Consider baseball arbitration. Made popular by its use in resolving disputes between professional baseball players and team owners, baseball arbitration rewards the party who submits a “final position” to the arbitrator that is the closest to what the arbitrator thinks is fair. The arbitrator under that model must select either the salary figure proposed by the player, or the one proposed by the team owner. Since the arbitrator has no other discretion, he will select the submission that most closely mirrors his view of fairness (i.e., the “market value” of that player’s services). The parties gamble that they can predict the arbitrator’s notion of fairness better than their opponent can, and thus “win” by being awarded a more favorable salary. This process is designed to incentivize the parties to submit realistic proposals: if a player asks for a figure that is well above market while the team submits a proposal that is only slightly below market (as defined by the arbitrator, of course), the team will win the gamble while the player will end up with the low salary offered by the owner (and Scott Boras’ phone will be ringing with a new client). Conversely, if the owner tries to “lowball” the utility infielder, the club may end up with a payroll rivaling the Dodgers, though with personnel resembling the 1962 Mets.

The courts are in the business as well, incentivising parties to take realistic positions in the name of encouraging settlement. For instance, Rule 68 of the Federal Rules of Civil Procedure (available to defendants), and Section 998 of the California Code of Civil Procedure (available to all parties), both provide litigants with a chance for a financial reward for making realistic settlement offers, and a risk of a financial cost for turning them down. Under both systems, the party who turns down a statutory settlement offer, and then fails to do as well at trial, can be ordered to pay certain costs or fees of the opponent. In other words, by rejecting a statutory offer to compromise, a party is gambling that the eventual trial verdict will be better for him than the offer. The amount he has at risk is what it will take to compensate his opponent for the particular costs provided for by the statute or rule. If the party guesses wrong, he must pay.

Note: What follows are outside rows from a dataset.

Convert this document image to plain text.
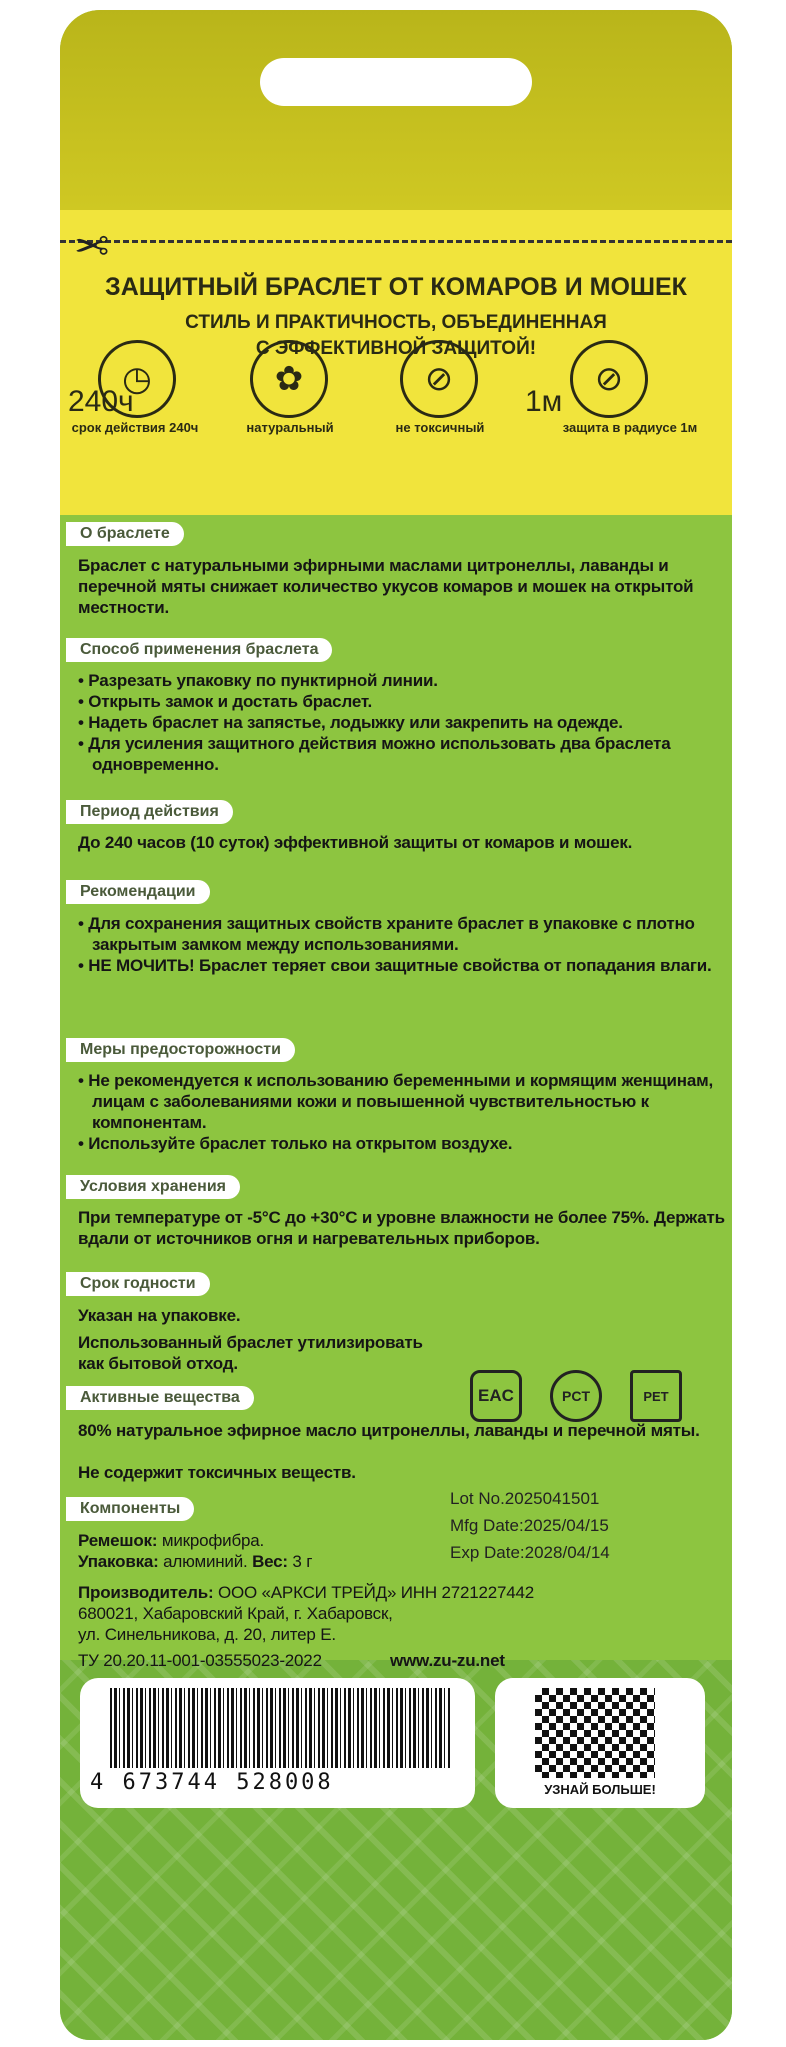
✂
ЗАЩИТНЫЙ БРАСЛЕТ ОТ КОМАРОВ И МОШЕК
СТИЛЬ И ПРАКТИЧНОСТЬ, ОБЪЕДИНЕННАЯ
С ЭФФЕКТИВНОЙ ЗАЩИТОЙ!
◷
240ч
✿	⊘	⊘
1м
срок действия 240ч	натуральный	не токсичный	защита в радиусе 1м
О браслете
Браслет с натуральными эфирными маслами цитронеллы, лаванды и перечной мяты снижает количество укусов комаров и мошек на открытой местности.
Способ применения браслета
• Разрезать упаковку по пунктирной линии.
• Открыть замок и достать браслет.
• Надеть браслет на запястье, лодыжку или закрепить на одежде.
• Для усиления защитного действия можно использовать два браслета одновременно.
Период действия
До 240 часов (10 суток) эффективной защиты от комаров и мошек.
Рекомендации
• Для сохранения защитных свойств храните браслет в упаковке с плотно закрытым замком между использованиями.
• НЕ МОЧИТЬ! Браслет теряет свои защитные свойства от попадания влаги.
Меры предосторожности
• Не рекомендуется к использованию беременными и кормящим женщинам, лицам с заболеваниями кожи и повышенной чувствительностью к компонентам.
• Используйте браслет только на открытом воздухе.
Условия хранения
При температуре от -5°C до +30°C и уровне влажности не более 75%. Держать вдали от источников огня и нагревательных приборов.
Срок годности
Указан на упаковке.
Использованный браслет утилизировать как бытовой отход.
EAC	PCT	PET
Активные вещества
80% натуральное эфирное масло цитронеллы, лаванды и перечной мяты.
Не содержит токсичных веществ.
Lot No.2025041501
Mfg Date:2025/04/15
Exp Date:2028/04/14
Компоненты
Ремешок: микрофибра.
Упаковка: алюминий. Вес: 3 г
Производитель: ООО «АРКСИ ТРЕЙД» ИНН 2721227442
680021, Хабаровский Край, г. Хабаровск,
ул. Синельникова, д. 20, литер Е.
ТУ 20.20.11-001-03555023-2022	www.zu-zu.net
4 673744 528008	УЗНАЙ БОЛЬШЕ!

The goal of the statutory offer procedure is, as in baseball arbitration, to facilitate settlements by encouraging parties to make realistic settlement offers, while discouraging unreasonable refusals. Bottom Line Negotiating does the same thing . . . only by agreement of the parties and with potentially much more at stake. The parties select the consequence, or payment amount (which should be enforceable as a contractual attorneys fee provision), and in essence challenge themselves to seriously and realistically evaluate the “trial value” of the case. In the hands of a talented mediator, or the parties themselves, this gap-narrowing exercise could very well provide the breakthrough necessary to settle the dispute.

Bottom Line Negotiating worked for the litigants in the fictitious Harris v. Radley not simply because the author wanted a nice example to start off this article. There were certain characteristics of the hypothetical dispute that led the talented Mr. Finch to believe he had a candidate for this process. These included:

An Apparent End to the Negotiations:

Radley and Harris were done negotiating and were prepared to go to trial. Had they still been exchanging numbers, Bottom Line Negotiating would have been premature. In other words, if the parties are still dancing, there is no need to stop the music. It is only when they either collapse (or at a minimum, start griping about how their “partner” keeps stepping on their feet) that the mediator (or parties themselves) might call an end to the dance and introduce the dice.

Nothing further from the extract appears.